If that table were Postgres you would probably use the driver located here: https://github.com/lib/pq
You could connect to the database and populate your record from the database thus:
db, err := sql.Open("postgres", myConnectionString)
// do something if err != nil
defer db.Close()
stmt, err := db.Prepare(`SELECT record_id, title FROM my_records LIMIT 1 OFFSET 0`)
// do something if err != nil
defer stmt.Close()
row := stmt.QueryRow()
record := new(MyRecord)
err = row.Scan(&record.Id, &record.Title)
// do something if err != nil
Now that your record is populated from the database, you can marshal it to JSON:
output, err = json.Marshal(record)
// do something if err != nil
If your row in the database looked like:
INSERT INTO my_records (record_id, title) VALUES (1,"Hello World")

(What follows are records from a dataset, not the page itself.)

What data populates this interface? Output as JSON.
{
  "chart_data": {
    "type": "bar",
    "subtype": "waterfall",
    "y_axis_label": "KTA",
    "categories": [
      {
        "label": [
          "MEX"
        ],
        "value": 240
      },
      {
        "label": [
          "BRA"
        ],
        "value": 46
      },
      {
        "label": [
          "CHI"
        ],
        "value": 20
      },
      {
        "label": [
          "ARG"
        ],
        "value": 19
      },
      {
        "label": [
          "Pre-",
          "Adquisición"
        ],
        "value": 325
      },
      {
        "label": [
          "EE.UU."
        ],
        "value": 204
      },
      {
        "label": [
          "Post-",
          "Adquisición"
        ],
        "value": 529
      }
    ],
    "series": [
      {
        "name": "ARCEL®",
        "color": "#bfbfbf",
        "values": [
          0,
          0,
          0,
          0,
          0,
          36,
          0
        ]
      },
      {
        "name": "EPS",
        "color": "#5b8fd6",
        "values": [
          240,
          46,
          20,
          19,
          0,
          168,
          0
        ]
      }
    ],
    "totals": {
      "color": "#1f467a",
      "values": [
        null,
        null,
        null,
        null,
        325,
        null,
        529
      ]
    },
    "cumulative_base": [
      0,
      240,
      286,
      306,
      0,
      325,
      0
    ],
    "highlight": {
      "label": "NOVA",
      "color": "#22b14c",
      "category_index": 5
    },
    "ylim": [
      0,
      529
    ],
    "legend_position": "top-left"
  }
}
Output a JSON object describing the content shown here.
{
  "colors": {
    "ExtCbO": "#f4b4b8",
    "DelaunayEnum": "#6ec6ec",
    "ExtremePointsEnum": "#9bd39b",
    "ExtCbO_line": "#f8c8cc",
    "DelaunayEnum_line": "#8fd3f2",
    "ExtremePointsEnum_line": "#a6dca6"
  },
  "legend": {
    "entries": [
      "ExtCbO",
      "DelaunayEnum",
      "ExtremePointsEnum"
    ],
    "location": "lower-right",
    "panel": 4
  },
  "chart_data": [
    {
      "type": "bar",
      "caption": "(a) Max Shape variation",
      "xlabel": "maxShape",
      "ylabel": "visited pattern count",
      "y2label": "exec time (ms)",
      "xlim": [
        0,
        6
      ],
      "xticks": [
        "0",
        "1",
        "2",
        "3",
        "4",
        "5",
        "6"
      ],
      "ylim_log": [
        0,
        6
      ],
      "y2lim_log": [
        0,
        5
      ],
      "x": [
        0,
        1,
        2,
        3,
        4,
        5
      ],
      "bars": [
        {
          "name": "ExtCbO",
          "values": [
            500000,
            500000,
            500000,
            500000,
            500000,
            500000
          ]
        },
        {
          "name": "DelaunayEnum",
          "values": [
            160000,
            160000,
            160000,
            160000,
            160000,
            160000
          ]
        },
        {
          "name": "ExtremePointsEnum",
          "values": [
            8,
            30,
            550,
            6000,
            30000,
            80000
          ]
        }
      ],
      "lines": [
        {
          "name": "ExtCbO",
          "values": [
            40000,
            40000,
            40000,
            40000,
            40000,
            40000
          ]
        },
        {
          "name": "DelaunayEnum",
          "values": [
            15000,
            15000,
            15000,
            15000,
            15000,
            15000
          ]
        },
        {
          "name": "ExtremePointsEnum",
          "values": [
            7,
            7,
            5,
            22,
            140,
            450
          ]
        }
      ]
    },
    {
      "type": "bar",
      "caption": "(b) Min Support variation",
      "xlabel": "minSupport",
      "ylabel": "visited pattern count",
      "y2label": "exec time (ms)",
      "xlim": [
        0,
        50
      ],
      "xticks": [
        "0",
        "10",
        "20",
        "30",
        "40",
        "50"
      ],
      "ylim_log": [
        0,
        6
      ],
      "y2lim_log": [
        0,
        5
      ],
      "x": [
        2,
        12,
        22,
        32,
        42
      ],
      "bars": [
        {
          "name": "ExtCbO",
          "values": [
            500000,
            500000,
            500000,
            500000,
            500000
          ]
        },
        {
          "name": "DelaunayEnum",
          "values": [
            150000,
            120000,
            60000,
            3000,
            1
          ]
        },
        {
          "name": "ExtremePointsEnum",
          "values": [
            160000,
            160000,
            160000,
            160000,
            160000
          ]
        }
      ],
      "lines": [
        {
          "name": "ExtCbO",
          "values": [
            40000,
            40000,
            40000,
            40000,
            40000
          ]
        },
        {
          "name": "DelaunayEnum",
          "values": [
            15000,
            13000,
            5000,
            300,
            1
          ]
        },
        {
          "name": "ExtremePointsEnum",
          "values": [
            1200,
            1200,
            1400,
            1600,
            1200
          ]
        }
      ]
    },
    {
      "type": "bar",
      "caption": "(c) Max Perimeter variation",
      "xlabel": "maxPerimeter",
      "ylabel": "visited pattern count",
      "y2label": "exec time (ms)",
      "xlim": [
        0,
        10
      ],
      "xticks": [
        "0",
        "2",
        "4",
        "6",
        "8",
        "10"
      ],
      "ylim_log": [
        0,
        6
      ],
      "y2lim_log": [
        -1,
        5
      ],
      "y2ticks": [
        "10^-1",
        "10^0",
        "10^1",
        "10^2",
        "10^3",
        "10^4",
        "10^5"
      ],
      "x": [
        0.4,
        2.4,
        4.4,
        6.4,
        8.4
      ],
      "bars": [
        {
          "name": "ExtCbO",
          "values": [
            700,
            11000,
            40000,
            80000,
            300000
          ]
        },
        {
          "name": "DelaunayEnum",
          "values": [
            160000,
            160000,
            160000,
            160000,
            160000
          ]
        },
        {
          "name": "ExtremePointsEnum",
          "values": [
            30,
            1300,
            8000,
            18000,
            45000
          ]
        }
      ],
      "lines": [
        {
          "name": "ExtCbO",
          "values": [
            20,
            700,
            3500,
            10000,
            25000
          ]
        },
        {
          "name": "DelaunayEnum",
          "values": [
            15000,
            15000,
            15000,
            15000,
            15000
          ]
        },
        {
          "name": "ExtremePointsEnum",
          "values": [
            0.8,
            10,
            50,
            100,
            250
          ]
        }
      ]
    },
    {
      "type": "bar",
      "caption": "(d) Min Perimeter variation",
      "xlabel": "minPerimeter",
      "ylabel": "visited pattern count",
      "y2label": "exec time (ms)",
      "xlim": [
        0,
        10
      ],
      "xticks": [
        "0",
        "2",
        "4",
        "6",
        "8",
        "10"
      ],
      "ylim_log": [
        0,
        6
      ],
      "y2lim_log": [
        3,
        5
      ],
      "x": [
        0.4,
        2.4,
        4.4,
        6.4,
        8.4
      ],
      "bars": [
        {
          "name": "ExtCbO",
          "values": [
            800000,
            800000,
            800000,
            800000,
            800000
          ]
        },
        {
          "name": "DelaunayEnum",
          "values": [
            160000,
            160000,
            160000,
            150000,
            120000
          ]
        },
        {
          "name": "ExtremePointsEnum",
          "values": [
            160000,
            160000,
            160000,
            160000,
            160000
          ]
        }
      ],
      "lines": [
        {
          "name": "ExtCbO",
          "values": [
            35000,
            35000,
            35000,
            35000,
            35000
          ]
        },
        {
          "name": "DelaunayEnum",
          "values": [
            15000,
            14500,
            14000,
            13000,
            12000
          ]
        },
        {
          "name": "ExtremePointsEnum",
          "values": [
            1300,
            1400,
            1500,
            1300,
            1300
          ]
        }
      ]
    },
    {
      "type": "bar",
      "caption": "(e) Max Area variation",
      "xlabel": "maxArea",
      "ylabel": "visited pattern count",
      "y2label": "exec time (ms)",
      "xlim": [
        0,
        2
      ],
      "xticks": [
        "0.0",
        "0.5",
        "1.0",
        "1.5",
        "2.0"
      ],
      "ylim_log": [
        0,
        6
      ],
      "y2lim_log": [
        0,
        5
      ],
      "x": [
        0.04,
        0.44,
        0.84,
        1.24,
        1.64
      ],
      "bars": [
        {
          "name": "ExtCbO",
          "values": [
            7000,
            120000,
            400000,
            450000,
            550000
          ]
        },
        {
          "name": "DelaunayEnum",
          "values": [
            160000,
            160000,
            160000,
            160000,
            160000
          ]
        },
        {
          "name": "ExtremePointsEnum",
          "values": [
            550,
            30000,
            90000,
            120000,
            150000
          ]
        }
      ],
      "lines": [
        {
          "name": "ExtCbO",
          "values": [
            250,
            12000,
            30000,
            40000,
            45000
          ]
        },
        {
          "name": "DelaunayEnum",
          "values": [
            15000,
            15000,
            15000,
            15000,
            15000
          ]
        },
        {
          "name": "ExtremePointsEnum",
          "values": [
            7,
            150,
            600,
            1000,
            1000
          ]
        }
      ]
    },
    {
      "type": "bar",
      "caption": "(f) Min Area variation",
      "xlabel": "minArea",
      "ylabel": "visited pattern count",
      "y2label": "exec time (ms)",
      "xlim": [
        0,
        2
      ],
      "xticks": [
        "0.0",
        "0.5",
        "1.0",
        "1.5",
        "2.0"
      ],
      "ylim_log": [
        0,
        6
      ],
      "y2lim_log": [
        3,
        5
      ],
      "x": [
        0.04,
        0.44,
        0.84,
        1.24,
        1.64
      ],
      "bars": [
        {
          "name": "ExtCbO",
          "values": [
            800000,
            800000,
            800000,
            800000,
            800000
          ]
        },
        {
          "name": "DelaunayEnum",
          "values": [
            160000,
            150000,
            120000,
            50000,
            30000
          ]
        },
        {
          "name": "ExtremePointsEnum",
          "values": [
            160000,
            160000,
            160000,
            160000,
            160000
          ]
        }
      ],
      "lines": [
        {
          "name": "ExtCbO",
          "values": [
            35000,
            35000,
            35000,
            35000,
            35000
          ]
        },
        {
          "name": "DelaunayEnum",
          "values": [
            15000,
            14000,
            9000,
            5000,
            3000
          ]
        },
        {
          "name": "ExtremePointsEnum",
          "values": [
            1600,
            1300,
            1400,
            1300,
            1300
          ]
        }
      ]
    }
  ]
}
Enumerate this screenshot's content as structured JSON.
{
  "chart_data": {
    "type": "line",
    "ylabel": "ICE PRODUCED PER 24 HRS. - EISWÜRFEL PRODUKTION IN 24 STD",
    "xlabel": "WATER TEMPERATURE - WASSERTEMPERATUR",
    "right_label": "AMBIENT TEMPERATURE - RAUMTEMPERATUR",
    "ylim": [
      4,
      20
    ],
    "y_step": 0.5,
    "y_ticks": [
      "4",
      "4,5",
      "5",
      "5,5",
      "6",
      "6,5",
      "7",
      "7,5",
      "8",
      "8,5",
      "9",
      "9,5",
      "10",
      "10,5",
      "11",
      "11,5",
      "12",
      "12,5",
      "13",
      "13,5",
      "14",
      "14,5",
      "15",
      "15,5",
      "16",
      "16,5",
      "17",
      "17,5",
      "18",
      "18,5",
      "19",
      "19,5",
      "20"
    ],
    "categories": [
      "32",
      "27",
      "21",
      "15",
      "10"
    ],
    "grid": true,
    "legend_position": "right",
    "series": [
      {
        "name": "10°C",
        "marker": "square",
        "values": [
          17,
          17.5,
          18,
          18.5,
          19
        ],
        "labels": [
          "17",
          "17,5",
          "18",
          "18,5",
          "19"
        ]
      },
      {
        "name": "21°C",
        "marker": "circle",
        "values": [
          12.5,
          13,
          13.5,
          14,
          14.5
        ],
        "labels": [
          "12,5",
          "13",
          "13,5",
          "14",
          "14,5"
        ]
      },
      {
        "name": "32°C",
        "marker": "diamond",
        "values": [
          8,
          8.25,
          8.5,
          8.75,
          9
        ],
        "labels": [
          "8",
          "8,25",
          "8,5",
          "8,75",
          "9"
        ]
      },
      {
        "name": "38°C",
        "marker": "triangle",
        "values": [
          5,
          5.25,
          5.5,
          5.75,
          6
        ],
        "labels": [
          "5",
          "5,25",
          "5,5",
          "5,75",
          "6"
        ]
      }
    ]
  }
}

Then you JSON now in the output var looks like:
{"id":1,"title":"Hello World"}
The example in the sibling comment shows the essence of the whole program with the email bit too, but this post shows some of the detail of actually fetching the record and marshalling it... there isn't much to it.
That's your example of a less shallow demonstration of Go? Something that you could do in any language given a DB library, a JSON library, and an email library?
Well it's a start at least, and his answer shows go is a programming language.
How about one of these:
How to write an OS (in go)
Maybe an article about why static typing makes for a better compiler despite what that guy said about JIT and predictive something trees (it was about why python is slow and it isn't the reason you expect and it was on hn a month ago)
Malware in go
How to search for go related stuff using google
Something cool about go object files and the linker
More about tooling like the regular grammar, the profiler, etc.
How to write a xen guest OS in go (this is probably smarter than targeting bare metal)
Assuming you are talking about slide 7 I'm not trying to synchronize I'm just using the closing of the start channel as a signal to the goroutines that they can start their work. Clearly, it's not guaranteed that all the <- start's have failed before close() returns.